Il momento della svolta per i due però non è ancora giunto. Dovrete pazientare e soffrire ancora un po' con loro, ma giusto per poche pagine. Verrete ricompensati da un favoloso Natale a casa dei genitori di Joe, che lo riabbracceranno e che accoglieranno Casey a braccia aperte come suo compagno. Tranne la sorella, rimasta uno zoccolo duro e intransigente verso la loro relazione, ma che verrà messa a tacere da un Casey tosto ma educato! 

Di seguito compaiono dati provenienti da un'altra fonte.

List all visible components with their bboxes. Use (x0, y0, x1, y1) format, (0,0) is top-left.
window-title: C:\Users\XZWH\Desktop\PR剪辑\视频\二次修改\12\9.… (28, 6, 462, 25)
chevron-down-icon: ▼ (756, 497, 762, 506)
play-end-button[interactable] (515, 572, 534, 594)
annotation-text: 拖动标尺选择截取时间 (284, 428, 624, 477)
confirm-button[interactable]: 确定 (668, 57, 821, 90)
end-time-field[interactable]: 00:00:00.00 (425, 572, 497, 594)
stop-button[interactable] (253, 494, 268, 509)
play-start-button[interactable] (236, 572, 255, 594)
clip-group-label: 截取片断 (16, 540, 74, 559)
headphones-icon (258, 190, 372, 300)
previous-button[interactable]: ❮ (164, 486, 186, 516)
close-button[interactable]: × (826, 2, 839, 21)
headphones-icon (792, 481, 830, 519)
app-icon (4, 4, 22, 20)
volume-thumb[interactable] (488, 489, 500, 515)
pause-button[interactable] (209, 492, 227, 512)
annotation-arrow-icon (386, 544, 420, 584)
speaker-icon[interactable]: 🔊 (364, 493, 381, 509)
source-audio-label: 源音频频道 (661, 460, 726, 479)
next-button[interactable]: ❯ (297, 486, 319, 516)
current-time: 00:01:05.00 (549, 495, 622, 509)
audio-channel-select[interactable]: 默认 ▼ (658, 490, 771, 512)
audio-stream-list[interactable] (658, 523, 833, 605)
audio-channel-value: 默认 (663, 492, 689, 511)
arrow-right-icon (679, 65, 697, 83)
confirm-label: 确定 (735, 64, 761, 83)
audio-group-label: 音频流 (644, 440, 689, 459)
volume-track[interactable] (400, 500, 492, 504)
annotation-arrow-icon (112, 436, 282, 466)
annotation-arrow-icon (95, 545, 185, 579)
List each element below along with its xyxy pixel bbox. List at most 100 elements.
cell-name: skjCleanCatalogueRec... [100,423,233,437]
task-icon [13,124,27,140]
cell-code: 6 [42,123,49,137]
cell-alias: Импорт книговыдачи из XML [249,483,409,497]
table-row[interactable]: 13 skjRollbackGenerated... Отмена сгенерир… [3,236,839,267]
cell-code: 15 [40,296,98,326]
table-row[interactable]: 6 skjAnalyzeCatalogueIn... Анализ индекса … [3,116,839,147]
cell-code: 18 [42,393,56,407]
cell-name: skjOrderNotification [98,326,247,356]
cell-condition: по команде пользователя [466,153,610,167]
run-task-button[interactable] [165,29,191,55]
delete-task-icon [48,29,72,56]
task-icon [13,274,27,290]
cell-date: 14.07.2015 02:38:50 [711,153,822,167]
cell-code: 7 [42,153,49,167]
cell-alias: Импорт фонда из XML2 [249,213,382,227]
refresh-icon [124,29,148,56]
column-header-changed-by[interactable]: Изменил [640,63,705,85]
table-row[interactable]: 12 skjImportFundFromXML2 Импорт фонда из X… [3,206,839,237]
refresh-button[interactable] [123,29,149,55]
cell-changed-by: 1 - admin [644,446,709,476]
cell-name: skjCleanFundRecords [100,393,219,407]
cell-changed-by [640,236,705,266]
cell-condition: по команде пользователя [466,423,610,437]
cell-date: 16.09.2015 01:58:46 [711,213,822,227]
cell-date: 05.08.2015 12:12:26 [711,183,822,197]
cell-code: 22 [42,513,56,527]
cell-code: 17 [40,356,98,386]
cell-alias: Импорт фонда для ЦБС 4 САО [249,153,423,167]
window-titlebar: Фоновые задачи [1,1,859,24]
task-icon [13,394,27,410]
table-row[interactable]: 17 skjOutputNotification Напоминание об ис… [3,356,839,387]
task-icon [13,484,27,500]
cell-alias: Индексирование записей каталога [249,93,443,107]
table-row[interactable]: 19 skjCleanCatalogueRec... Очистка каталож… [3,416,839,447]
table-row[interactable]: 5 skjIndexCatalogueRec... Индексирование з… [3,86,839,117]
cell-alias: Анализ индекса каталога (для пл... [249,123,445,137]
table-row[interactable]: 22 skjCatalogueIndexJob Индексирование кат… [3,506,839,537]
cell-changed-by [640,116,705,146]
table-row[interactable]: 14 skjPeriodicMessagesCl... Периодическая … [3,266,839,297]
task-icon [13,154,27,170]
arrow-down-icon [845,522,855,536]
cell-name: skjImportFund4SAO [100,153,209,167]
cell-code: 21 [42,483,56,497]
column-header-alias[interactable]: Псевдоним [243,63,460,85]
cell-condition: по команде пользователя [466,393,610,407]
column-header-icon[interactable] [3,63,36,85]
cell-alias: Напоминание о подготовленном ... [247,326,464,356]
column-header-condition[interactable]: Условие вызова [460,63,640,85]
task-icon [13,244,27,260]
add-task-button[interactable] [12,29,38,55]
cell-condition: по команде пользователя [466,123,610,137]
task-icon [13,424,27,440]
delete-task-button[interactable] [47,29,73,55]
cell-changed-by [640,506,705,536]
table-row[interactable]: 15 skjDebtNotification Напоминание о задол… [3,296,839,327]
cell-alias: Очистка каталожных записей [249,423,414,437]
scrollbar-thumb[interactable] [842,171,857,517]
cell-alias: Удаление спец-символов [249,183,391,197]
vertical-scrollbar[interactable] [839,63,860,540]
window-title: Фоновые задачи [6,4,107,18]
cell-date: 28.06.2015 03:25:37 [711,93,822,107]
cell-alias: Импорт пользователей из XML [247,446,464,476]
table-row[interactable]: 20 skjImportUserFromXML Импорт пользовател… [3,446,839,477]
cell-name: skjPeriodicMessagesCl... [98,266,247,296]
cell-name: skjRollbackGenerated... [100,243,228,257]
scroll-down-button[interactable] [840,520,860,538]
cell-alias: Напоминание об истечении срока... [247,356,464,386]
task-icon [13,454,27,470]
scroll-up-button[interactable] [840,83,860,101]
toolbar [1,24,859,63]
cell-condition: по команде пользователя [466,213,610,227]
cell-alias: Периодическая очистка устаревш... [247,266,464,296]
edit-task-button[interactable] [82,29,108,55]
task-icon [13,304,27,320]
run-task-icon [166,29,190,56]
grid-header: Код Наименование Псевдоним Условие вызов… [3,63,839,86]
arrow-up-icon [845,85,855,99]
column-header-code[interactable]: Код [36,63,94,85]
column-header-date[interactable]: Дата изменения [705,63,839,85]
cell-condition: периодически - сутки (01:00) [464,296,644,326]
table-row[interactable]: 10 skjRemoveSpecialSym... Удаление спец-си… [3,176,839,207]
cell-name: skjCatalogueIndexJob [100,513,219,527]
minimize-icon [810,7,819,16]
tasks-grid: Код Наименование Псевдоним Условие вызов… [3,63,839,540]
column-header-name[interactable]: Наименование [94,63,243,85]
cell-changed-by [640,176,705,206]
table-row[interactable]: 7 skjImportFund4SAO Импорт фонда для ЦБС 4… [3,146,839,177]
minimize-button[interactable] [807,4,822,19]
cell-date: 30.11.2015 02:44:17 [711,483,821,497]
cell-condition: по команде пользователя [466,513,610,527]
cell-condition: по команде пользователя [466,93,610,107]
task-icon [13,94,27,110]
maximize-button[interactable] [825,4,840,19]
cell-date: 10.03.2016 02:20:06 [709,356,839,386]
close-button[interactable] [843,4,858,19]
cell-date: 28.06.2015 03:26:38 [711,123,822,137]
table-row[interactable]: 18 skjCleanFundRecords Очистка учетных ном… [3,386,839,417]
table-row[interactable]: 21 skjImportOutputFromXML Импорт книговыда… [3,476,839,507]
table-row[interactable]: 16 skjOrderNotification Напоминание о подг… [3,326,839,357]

Il fantasma di Jeannie avvolge la famiglia, il suo nome viene pronunciato sempre con reverenza e dolore, ma mai per accusarla di qualcosa di deplorevole. Il momento più toccante per me rimane quello in cui Joe va a “trovare” la sorella al cimitero, dove finalmente fa pace con se stesso e con Dio: 
Credevi così intensamente, Jeannie. Giuro, ti guardavo mentre cantavi e praticamente vedevo Dio nei tuoi occhi, Jeannie. Per così tanto – così dannatamente tanto – ho pensato che Dio fosse morto con te, perché non lo vedevo più. Ma...” Joe chiuse gli occhi e vide il modo in cui Casey lo aveva guardato il primo mattino che era apparso davanti a quel piccolo, schifoso appartamento, quando le mani di Joe stavano tremando perché era così contento di vederlo. “Ma ho visto Dio nei suoi occhi, Jeannie. Non mi preoccupo troppo della dottrina, ma ricordo quello che mi hai insegnato tu. È tutta una questione di ricerca, no? Era così che venivamo chiamati? Cercatori? Beh, io l’ho trovato. Ci sono altre cose che mi piacerebbe cercare, alla fine, ma per il momento, ho trovato qualcosa e voglio che tu sia felice per me. 
Un libro che definire meraviglioso è poco...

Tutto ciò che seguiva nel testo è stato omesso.